Having just transitioned to a new season, one can't help but wonder what it is now time to do. Human beings, especially stock market analysts and climate scientists, are generally poor forecasters.

The fading light and decaying leaves of autumn—not to mention market crashes of Octobers past—are naturally supportive of an emotional undercurrent in favor of losing and casting off. After all, change is in the air.

But advisors need to take a hard-headed and unsentimental approach to investing, recognizing that many aspects of post-financial crisis economic life have not "felt" right.

For example, the usual ups and downs of markets have been largely absent over the past five years, during which the S&P 500 has doubled—replaced by an almost unidirectional ascent in asset values propelled by unprecedented central bank liquidity.

Many are those who have wrung hands over a policy thought to engender systemic risk. Yet hard money scruples have been a colossal money loser whereas playing along has been exceptionally profitable.

For that reason, advisors need to, if not play along, at least play long—by recognizing that betting against markets that historically go up more often than they go down is playing against the odds.

And yet, the bull market's old age and the manipulated quality of its rise should strongly reinforce one's professional duty to concern oneself with the downside.

Historically, one sought in times of peace and one lost in times of war. Yet last month, the U.S. president conceded the need to prosecute "a counter-terrorism campaign" (i.e., war) against the Islamic State. War, with all its unpredictability, reinforces worry about the potential for loss.

Alas, military strategists are no better in their predictions than investment strategists. So, by all means, keep your globally diversified portfolios.

But at this changing season, advisors can do other things in keeping with the feeling tugging at their reluctant-to-invest clients.

Rather than focus exclusively on the asset side of the balance sheet, it seems an auspicious time to direct increased attention at the liability side in order to better prepare oneself for the time to lose.

People sometimes lose their means of livelihood during such times. Clients can prepare with a drill—by cutting their expenditures by 10% now and investing in training for a line of work (perhaps based on a hobby) different from their current profession.

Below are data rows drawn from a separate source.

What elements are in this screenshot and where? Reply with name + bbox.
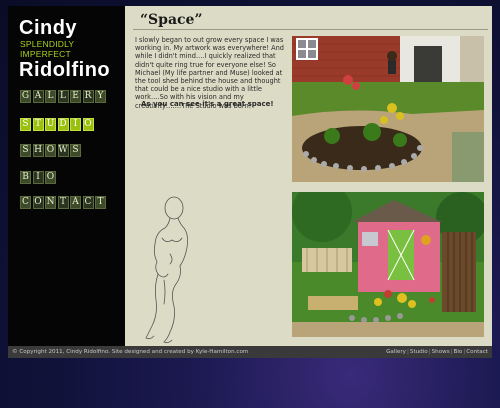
studio-photo-garden bbox=[292, 36, 484, 182]
nav-tile: T bbox=[32, 118, 44, 131]
nav-shows[interactable]: SHOWS bbox=[20, 144, 83, 162]
page-body-text: I slowly began to out grow every space I… bbox=[135, 36, 284, 110]
nav-tile: B bbox=[20, 171, 31, 184]
nav-gallery[interactable]: GALLERY bbox=[20, 90, 108, 108]
nav-tile: S bbox=[70, 144, 81, 157]
nav-tile: O bbox=[82, 118, 94, 131]
nav-tile: O bbox=[45, 144, 56, 157]
nav-bio[interactable]: BIO bbox=[20, 171, 58, 189]
nav-tile: O bbox=[45, 171, 56, 184]
nav-contact[interactable]: CONTACT bbox=[20, 196, 108, 214]
nav-tile: L bbox=[45, 90, 56, 103]
footer-link-gallery[interactable]: Gallery bbox=[386, 349, 406, 355]
footer-copyright: © Copyright 2011, Cindy Ridolfino. Site … bbox=[12, 349, 249, 355]
studio-photo-shed bbox=[292, 192, 484, 337]
nav-tile: L bbox=[57, 90, 69, 103]
footer-nav: Gallery|Studio|Shows|Bio|Contact bbox=[386, 349, 488, 355]
nav-tile: S bbox=[20, 118, 31, 131]
logo-tagline: SPLENDIDLY IMPERFECT bbox=[20, 39, 75, 59]
nav-tile: O bbox=[32, 196, 44, 209]
footer-link-contact[interactable]: Contact bbox=[466, 349, 488, 355]
nav-tile: S bbox=[20, 144, 31, 157]
footer-link-bio[interactable]: Bio bbox=[454, 349, 463, 355]
nav-tile: T bbox=[95, 196, 106, 209]
nav-tile: N bbox=[45, 196, 56, 209]
footer-separator: | bbox=[463, 349, 466, 355]
footer-link-studio[interactable]: Studio bbox=[410, 349, 428, 355]
nav-tile: I bbox=[32, 171, 44, 184]
title-divider bbox=[133, 29, 488, 30]
nav-tile: A bbox=[70, 196, 81, 209]
nav-tile: R bbox=[82, 90, 94, 103]
nav-tile: H bbox=[32, 144, 44, 157]
nav-tile: W bbox=[57, 144, 69, 157]
nav-tile: D bbox=[57, 118, 69, 131]
logo-first-name: Cindy bbox=[19, 17, 78, 39]
nav-studio[interactable]: STUDIO bbox=[20, 118, 95, 136]
nav-tile: I bbox=[70, 118, 81, 131]
footer-separator: | bbox=[450, 349, 453, 355]
logo-last-name: Ridolfino bbox=[19, 59, 111, 81]
nav-tile: E bbox=[70, 90, 81, 103]
nav-tile: C bbox=[20, 196, 31, 209]
footer-separator: | bbox=[428, 349, 431, 355]
footer-separator: | bbox=[407, 349, 409, 355]
nav-tile: Y bbox=[95, 90, 106, 103]
footer-link-shows[interactable]: Shows bbox=[432, 349, 450, 355]
page-title: “Space” bbox=[140, 12, 203, 28]
nav-tile: G bbox=[20, 90, 31, 103]
nav-tile: U bbox=[45, 118, 56, 131]
nav-tile: A bbox=[32, 90, 44, 103]
nav-tile: C bbox=[82, 196, 94, 209]
site-logo[interactable]: Cindy SPLENDIDLY IMPERFECT Ridolfino bbox=[19, 17, 119, 80]
nav-tile: T bbox=[57, 196, 69, 209]
figure-sketch-image bbox=[140, 196, 192, 351]
page-tagline: As you can see it's a great space! bbox=[141, 100, 274, 108]
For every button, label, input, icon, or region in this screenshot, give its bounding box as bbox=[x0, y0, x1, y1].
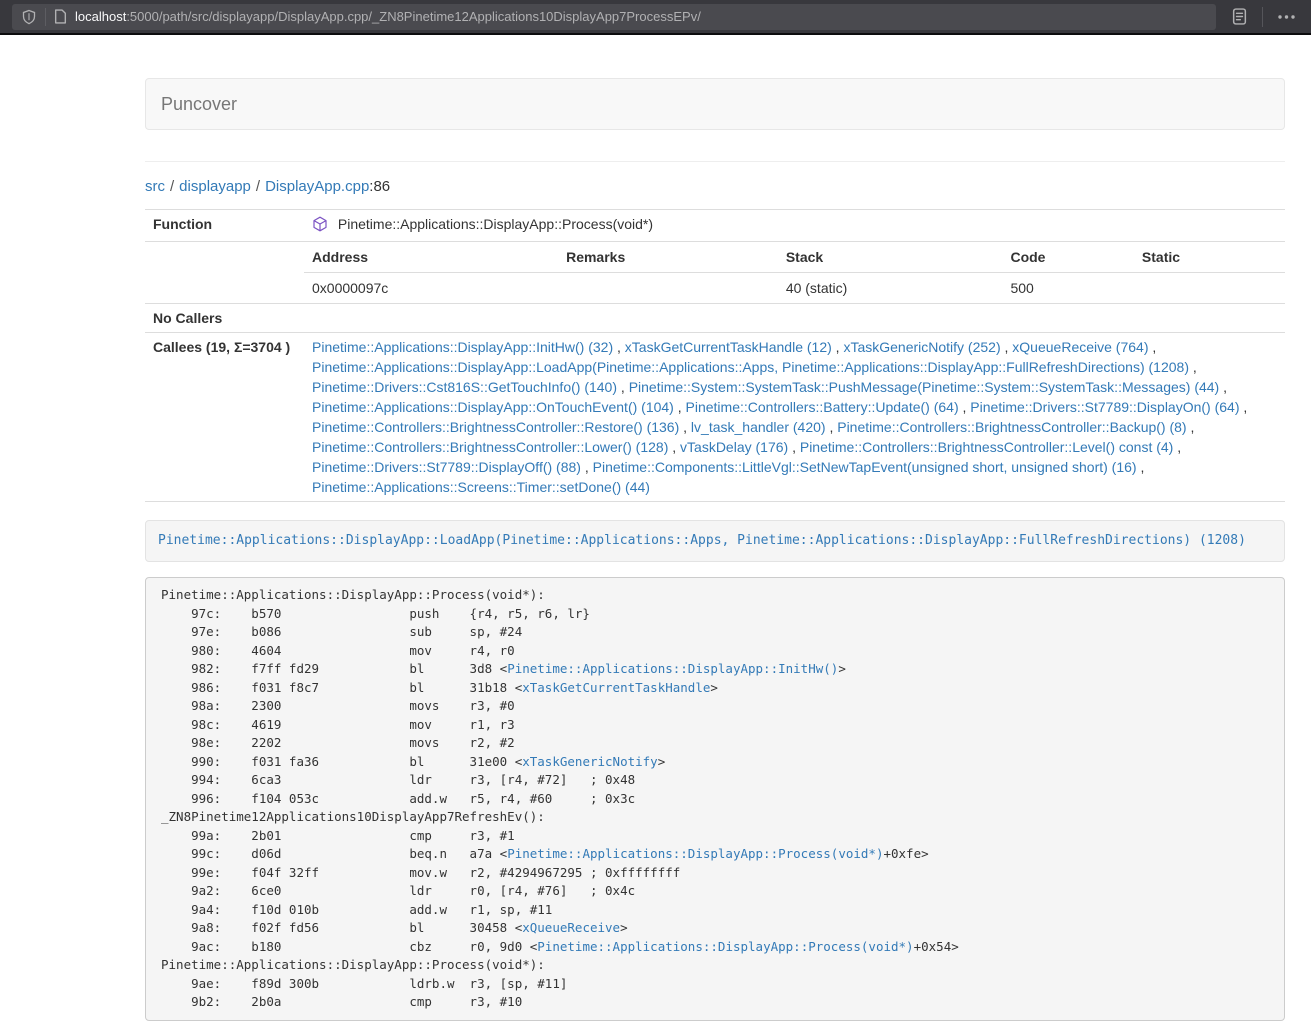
breadcrumb-src-link[interactable]: src bbox=[145, 178, 165, 195]
disassembly-panel: Pinetime::Applications::DisplayApp::Proc… bbox=[145, 577, 1285, 1021]
callee-link[interactable]: xTaskGenericNotify (252) bbox=[843, 339, 1000, 355]
metrics-row: Address Remarks Stack Code Static 0x0000… bbox=[145, 242, 1285, 304]
assembly-symbol-link[interactable]: Pinetime::Applications::DisplayApp::Proc… bbox=[507, 846, 883, 861]
highlight-panel: Pinetime::Applications::DisplayApp::Load… bbox=[145, 520, 1285, 562]
metrics-values-row: 0x0000097c 40 (static) 500 bbox=[304, 273, 1285, 304]
no-callers-label: No Callers bbox=[145, 304, 304, 333]
callee-link[interactable]: Pinetime::Controllers::BrightnessControl… bbox=[312, 419, 679, 435]
function-detail-table: Function Pinetime::Applications::Display… bbox=[145, 209, 1285, 502]
callees-list: Pinetime::Applications::DisplayApp::Init… bbox=[304, 333, 1285, 502]
callee-link[interactable]: vTaskDelay (176) bbox=[680, 439, 788, 455]
toolbar-divider bbox=[1262, 7, 1263, 27]
function-row-label: Function bbox=[145, 210, 304, 242]
callee-link[interactable]: Pinetime::Components::LittleVgl::SetNewT… bbox=[593, 459, 1137, 475]
assembly-symbol-link[interactable]: xTaskGenericNotify bbox=[522, 754, 657, 769]
breadcrumb-file-link[interactable]: DisplayApp.cpp bbox=[265, 178, 369, 195]
breadcrumb-separator: / bbox=[165, 178, 179, 195]
column-header-remarks: Remarks bbox=[558, 242, 778, 273]
callees-label: Callees (19, Σ=3704 ) bbox=[145, 333, 304, 502]
breadcrumb-separator: / bbox=[251, 178, 265, 195]
reader-mode-icon[interactable] bbox=[1226, 4, 1252, 30]
assembly-symbol-link[interactable]: xQueueReceive bbox=[522, 920, 620, 935]
breadcrumb-line-number: :86 bbox=[369, 178, 390, 195]
callee-link[interactable]: xQueueReceive (764) bbox=[1012, 339, 1148, 355]
brand-title[interactable]: Puncover bbox=[161, 94, 237, 115]
url-text[interactable]: localhost:5000/path/src/displayapp/Displ… bbox=[75, 9, 1207, 24]
callee-link[interactable]: Pinetime::Controllers::Battery::Update()… bbox=[686, 399, 959, 415]
assembly-code: Pinetime::Applications::DisplayApp::Proc… bbox=[161, 586, 1274, 1012]
callers-cell bbox=[304, 304, 1285, 333]
callee-link[interactable]: Pinetime::Drivers::St7789::DisplayOff() … bbox=[312, 459, 581, 475]
callee-link[interactable]: Pinetime::Applications::DisplayApp::Init… bbox=[312, 339, 613, 355]
breadcrumb-displayapp-link[interactable]: displayapp bbox=[179, 178, 251, 195]
navbar: Puncover bbox=[145, 78, 1285, 130]
assembly-symbol-link[interactable]: Pinetime::Applications::DisplayApp::Init… bbox=[507, 661, 838, 676]
callee-link[interactable]: Pinetime::Applications::DisplayApp::Load… bbox=[312, 359, 1189, 375]
no-callers-row: No Callers bbox=[145, 304, 1285, 333]
callee-link[interactable]: Pinetime::Drivers::Cst816S::GetTouchInfo… bbox=[312, 379, 617, 395]
highlight-loadapp-link[interactable]: Pinetime::Applications::DisplayApp::Load… bbox=[158, 533, 1246, 548]
assembly-symbol-link[interactable]: xTaskGetCurrentTaskHandle bbox=[522, 680, 710, 695]
callee-link[interactable]: Pinetime::Controllers::BrightnessControl… bbox=[312, 439, 668, 455]
column-header-stack: Stack bbox=[778, 242, 1003, 273]
callees-row: Callees (19, Σ=3704 ) Pinetime::Applicat… bbox=[145, 333, 1285, 502]
browser-toolbar: localhost:5000/path/src/displayapp/Displ… bbox=[0, 0, 1311, 35]
address-value: 0x0000097c bbox=[304, 273, 558, 304]
url-host: localhost bbox=[75, 9, 126, 24]
assembly-symbol-link[interactable]: Pinetime::Applications::DisplayApp::Proc… bbox=[537, 939, 913, 954]
column-header-static: Static bbox=[1134, 242, 1285, 273]
callee-link[interactable]: Pinetime::Applications::Screens::Timer::… bbox=[312, 479, 650, 495]
callee-link[interactable]: Pinetime::System::SystemTask::PushMessag… bbox=[629, 379, 1220, 395]
url-bar-divider bbox=[45, 8, 46, 26]
code-value: 500 bbox=[1002, 273, 1133, 304]
url-bar[interactable]: localhost:5000/path/src/displayapp/Displ… bbox=[12, 4, 1216, 30]
static-value bbox=[1134, 273, 1285, 304]
stack-value: 40 (static) bbox=[778, 273, 1003, 304]
page-container: Puncover src/displayapp/DisplayApp.cpp:8… bbox=[145, 78, 1285, 1021]
callee-link[interactable]: lv_task_handler (420) bbox=[691, 419, 826, 435]
function-name-cell: Pinetime::Applications::DisplayApp::Proc… bbox=[304, 210, 1285, 242]
function-row: Function Pinetime::Applications::Display… bbox=[145, 210, 1285, 242]
metrics-table: Address Remarks Stack Code Static 0x0000… bbox=[304, 242, 1285, 303]
page-icon bbox=[54, 9, 67, 24]
column-header-address: Address bbox=[304, 242, 558, 273]
package-cube-icon bbox=[312, 219, 332, 235]
callee-link[interactable]: Pinetime::Controllers::BrightnessControl… bbox=[800, 439, 1173, 455]
remarks-value bbox=[558, 273, 778, 304]
breadcrumb: src/displayapp/DisplayApp.cpp:86 bbox=[145, 176, 1285, 197]
overflow-menu-icon[interactable] bbox=[1273, 4, 1299, 30]
callee-link[interactable]: Pinetime::Controllers::BrightnessControl… bbox=[837, 419, 1186, 435]
callee-link[interactable]: Pinetime::Applications::DisplayApp::OnTo… bbox=[312, 399, 674, 415]
shield-icon[interactable] bbox=[21, 9, 37, 25]
callee-link[interactable]: xTaskGetCurrentTaskHandle (12) bbox=[625, 339, 832, 355]
callee-link[interactable]: Pinetime::Drivers::St7789::DisplayOn() (… bbox=[970, 399, 1239, 415]
url-path: :5000/path/src/displayapp/DisplayApp.cpp… bbox=[126, 9, 701, 24]
divider bbox=[145, 161, 1285, 162]
column-header-code: Code bbox=[1002, 242, 1133, 273]
function-name: Pinetime::Applications::DisplayApp::Proc… bbox=[338, 216, 653, 232]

Reconsidering their current structure of expenditures—do they really need such expensive homes, could junior take two years of courses at a community college and then transfer?—may also prove of value when the time to lose arrives.

And when it does, one can depend on the reality that human beings keep in good times and cast off—often desperately—in bad times.

Girding oneself for losses amid plenty will strengthen your clients' ability to accumulate assets at castaway prices in the coming change of season.